Desde México, Regino dice que el rol de la mujer en el narcotráfico "es más decisivo de lo que se cree", y recalca que es usual que haya bandas criminales con mujeres a la cabeza de la organización, algo que también se está dando en la Argentina. "Ellas hábilmente operan a través de varones para no ser objeto de seguimiento por parte de las autoridades", informa.

Población trans

El informe Sneep se refiere a la población carcelaria masculina y femenina pero no realiza una distinción sobre población trans.

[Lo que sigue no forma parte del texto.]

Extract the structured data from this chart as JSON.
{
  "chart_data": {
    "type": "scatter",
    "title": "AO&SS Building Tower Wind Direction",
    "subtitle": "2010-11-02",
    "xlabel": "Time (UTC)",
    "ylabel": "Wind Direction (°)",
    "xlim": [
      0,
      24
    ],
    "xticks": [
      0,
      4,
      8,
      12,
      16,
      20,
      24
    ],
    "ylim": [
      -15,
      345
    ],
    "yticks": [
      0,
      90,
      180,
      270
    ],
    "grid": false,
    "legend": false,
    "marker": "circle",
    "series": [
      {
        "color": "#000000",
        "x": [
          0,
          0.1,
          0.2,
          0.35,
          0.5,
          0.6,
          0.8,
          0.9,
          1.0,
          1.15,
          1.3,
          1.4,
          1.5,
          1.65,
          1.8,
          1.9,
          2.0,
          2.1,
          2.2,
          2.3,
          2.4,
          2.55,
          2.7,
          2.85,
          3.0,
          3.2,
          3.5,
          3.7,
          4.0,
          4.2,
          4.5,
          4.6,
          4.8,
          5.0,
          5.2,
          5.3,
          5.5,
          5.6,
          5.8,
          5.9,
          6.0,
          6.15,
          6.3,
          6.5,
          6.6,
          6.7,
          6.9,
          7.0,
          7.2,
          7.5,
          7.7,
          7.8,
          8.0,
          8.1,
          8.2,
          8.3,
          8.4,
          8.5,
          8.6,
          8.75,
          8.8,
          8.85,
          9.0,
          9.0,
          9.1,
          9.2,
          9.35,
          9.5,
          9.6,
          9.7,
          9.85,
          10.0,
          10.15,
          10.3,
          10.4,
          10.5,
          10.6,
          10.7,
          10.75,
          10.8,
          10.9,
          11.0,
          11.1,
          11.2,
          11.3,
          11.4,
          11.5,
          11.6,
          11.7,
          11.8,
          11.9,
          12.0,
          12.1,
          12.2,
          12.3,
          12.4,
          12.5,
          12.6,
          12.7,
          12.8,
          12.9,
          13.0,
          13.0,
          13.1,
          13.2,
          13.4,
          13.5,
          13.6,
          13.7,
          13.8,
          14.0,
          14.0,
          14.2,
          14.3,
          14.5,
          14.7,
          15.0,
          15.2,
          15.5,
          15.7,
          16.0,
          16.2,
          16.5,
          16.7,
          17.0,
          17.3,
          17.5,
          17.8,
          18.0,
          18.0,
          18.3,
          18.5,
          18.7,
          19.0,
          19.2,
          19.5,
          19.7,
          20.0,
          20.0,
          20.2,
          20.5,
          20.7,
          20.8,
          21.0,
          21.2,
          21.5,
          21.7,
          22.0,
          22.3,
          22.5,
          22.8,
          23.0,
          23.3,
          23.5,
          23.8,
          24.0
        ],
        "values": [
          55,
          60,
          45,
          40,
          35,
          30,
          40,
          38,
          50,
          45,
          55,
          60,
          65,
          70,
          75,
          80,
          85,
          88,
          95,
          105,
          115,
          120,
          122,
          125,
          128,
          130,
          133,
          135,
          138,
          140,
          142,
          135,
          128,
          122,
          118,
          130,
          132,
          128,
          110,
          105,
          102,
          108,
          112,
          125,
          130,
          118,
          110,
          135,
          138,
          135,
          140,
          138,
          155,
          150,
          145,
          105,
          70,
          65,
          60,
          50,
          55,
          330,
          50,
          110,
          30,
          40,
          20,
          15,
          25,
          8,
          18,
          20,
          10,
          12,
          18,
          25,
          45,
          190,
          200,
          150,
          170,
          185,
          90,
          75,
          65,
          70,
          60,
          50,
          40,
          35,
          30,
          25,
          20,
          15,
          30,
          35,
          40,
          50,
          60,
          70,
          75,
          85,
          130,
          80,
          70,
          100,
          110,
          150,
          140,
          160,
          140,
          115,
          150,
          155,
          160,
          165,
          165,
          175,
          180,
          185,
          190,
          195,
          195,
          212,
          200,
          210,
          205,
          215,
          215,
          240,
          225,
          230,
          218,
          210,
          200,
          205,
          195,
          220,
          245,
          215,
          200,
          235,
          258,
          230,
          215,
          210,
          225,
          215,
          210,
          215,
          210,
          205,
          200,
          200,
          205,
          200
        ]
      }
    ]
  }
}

La licenciada en sociología Josefina Alfonsín, perteneciente al equipo de Género y Diversidad Sexual de la Procuración Penitenciaria de la Nación, señaló que dentro de la cárcel las personas trans enfrentan altos índices de violencia y discriminación: "Uno de los principales problemas es que la cárcel, al igual que la mayoría de las instituciones, se encuentra estructurada bajo criterios cisnormativos y binarios". Es decir, normas pensadas para varones o mujeres cuya identidad de género coincide con la que les asignaron al nacer.

La especialista explicó que hoy casi el 70% de las mujeres trans y travestis se encuentran detenidas por la infracción a la ley de drogas vinculados al comercio, tráfico e incluso tenencia simple, y que le "resulta alarmante" que el 79% se encuentre detenida en calidad de procesada y no de condenada.